Ramen – Ramen is one of the many types of popular noodle dishes around the country, consisting of noodles, meat and vegetables (among other things) in a broth. A popular Japanese-style 'fast food'.

Yakiniku – A do-it-yourself barbecue where you cook your own meat and vegetables on your table's inbuilt barbecue grill. Restaurants usually offer an all-you-can-eat course lasting 1-2 hours. Of course you could also do this at home on a hotplate.

Western Food in Japan

Western food is widely available across Japan, although it is often considered a 'Japanese-Western fusion' as the dishes often contain a 'Japanese' element to them.

For example, alongside some of the traditional pizzas from the west, many Japanese pizzerias also offer ones with Japanese-style toppings like seaweed or even ones with a fish-paste base instead of tomato. Similarly, you are more likely to find 'hamburgs' over 'hamburgers' outside of globalised chains such as McDonald's. Hamburgs (or Hamburg steaks) are ground-beef patties that are not served in baps, but instead served straight on a plate with sauce and usually a small side of vegetables and/or fries.

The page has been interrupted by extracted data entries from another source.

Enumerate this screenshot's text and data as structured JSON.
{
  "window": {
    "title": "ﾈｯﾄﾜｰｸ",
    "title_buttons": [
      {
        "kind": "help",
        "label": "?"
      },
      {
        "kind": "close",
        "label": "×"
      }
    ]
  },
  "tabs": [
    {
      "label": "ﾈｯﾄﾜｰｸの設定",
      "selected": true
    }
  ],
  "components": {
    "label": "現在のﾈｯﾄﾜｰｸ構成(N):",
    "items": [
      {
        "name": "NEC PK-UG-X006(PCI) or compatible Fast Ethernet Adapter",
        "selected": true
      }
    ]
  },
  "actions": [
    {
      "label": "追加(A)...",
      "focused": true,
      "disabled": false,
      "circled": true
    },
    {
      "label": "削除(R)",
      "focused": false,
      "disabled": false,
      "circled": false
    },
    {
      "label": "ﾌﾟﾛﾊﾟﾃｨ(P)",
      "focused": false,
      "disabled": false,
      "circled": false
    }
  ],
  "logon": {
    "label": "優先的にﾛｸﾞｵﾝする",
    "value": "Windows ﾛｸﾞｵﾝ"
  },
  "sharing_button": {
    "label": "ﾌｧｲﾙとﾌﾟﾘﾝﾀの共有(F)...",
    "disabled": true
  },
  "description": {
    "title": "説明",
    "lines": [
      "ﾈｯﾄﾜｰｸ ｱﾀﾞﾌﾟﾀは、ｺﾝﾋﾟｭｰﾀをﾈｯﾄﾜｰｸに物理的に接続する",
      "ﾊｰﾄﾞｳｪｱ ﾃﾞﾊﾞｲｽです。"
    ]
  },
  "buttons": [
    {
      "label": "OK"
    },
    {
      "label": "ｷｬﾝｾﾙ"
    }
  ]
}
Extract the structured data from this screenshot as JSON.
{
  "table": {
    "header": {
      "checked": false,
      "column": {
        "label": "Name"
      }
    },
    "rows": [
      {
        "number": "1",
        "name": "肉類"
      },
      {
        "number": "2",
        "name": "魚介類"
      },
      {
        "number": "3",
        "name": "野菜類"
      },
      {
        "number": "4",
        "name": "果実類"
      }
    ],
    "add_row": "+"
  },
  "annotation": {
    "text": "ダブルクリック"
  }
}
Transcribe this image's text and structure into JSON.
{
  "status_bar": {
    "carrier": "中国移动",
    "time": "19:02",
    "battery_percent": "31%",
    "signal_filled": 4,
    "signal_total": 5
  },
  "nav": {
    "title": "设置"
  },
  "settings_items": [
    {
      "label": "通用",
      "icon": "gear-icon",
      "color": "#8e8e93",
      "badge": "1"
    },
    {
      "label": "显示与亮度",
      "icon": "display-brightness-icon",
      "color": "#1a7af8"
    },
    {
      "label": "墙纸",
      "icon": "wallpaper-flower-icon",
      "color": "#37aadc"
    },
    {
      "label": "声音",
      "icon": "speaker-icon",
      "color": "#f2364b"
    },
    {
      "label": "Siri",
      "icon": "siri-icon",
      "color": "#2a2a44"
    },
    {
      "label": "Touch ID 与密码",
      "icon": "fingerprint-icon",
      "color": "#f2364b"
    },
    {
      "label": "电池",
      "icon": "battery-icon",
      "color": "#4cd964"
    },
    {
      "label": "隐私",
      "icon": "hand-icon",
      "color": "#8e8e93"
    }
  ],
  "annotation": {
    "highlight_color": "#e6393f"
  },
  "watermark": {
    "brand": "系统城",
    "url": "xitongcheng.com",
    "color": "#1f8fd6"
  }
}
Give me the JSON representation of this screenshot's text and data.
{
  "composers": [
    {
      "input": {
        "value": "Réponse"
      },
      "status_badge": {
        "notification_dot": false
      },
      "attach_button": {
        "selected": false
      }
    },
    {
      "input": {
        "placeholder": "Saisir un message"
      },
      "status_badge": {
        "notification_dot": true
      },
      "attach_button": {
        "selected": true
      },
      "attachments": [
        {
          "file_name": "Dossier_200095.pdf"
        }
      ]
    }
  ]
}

Ingredients commonly used in the west, such as red & white meat, pasta, milk, eggs, yoghurt and certain fruit & veg (when in season) are easily obtainable; however, other things like bread will differ in taste and/ or texture. Furthermore, some things like sweet potatoes or pumpkins are available, but only in Japanese varieties instead of American ones.

If there are certain (non-perishable) home necessities you can't do without, Japan's larger cities do have import stores dotted around; however, as the items in stock will differ between each store, you may want to ask other expats from your country that are living in that area of Japan to find out if a particular item is stocked.